A little known fact about me, or at least one that I can't ever remember writing about in any of my previous posts, is that I started keeping a journal around about this time of the year. It came after a bad break-up and I still look back at the first few entries which were over Christmas. At that point I had completely lost sight of the true meaning of Christmas and instead sulked about not having a girlfriend. That was 4 years ago (I move on to year 5 of my journal this week) and I've changed a lot since then - Christmas has changed a lot since then.
Here's a little bit of advice for any of you suffering from a lack of Christmas spirit as I was until about an hour ago.
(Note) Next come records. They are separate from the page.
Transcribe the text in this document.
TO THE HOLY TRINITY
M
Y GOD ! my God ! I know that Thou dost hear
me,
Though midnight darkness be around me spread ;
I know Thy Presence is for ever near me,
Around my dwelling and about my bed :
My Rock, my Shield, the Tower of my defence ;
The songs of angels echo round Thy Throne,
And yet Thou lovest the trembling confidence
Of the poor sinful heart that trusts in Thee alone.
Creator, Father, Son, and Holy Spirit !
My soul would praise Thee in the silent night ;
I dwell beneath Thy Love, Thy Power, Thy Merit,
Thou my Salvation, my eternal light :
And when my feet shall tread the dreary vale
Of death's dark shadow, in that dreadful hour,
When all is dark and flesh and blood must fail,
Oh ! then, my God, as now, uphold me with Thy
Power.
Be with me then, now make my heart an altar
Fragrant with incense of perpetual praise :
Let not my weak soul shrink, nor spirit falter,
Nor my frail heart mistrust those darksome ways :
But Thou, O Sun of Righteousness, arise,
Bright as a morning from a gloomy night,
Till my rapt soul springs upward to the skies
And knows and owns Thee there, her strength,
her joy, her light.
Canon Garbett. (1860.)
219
Think about who you're spending time with over the next few days and be thankful that you are. No matter how many crappy things are going on in your life just now - whether that be essays, work or whatever - just try and forget them for a couple of days and take some time off.
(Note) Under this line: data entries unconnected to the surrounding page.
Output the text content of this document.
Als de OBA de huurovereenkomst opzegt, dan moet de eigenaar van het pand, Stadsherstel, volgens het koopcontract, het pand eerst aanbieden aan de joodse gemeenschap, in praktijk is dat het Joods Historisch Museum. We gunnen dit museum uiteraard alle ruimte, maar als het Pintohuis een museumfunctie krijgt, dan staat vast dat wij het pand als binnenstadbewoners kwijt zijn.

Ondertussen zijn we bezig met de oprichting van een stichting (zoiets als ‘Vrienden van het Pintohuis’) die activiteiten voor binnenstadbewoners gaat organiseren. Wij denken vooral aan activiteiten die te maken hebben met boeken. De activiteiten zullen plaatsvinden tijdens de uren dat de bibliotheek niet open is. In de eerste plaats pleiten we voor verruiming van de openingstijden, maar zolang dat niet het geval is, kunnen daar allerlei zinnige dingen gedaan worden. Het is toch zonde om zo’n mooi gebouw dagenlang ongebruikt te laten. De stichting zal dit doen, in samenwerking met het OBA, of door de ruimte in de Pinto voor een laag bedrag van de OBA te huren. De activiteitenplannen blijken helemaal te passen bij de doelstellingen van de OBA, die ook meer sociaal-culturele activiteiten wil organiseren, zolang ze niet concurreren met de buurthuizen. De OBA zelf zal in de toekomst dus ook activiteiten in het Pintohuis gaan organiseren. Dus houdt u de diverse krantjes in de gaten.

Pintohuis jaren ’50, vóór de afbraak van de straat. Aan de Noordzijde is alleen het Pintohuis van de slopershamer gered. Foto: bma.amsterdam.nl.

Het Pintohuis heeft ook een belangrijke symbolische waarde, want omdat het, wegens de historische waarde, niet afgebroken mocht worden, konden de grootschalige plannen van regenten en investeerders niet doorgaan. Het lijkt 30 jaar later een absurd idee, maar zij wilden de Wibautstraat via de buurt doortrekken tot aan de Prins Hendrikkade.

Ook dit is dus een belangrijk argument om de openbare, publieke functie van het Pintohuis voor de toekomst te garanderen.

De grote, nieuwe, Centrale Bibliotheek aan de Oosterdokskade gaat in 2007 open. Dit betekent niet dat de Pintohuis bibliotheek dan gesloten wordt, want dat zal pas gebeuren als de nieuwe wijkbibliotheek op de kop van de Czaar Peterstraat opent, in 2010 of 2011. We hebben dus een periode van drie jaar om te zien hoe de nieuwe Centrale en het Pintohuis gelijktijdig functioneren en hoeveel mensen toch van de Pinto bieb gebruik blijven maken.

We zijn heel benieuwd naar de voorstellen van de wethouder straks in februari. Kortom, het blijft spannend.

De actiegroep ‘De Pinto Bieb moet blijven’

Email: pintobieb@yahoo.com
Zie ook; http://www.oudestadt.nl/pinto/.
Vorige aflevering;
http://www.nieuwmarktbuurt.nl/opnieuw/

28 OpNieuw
My position just now? I've got 3 essays that make up 1/3 of my final mark in each of my subjects to hand in in a few weeks which are very far from completion. I've got two 6am starts at work before the turn of the year with an 11 hour shift jammed in between those two. I've built up a huge amount of stress in myself over the last couple of weeks that I can't shift. I've snapped at each member of my family countless times as a result of all of that. None of that matters, at least not for the next couple of days.
Thanks for reading and I hope you have a very happy Christmas with whoever you are spending it will - oh ye, and if Santa is kind to you then that will be but a little bonus!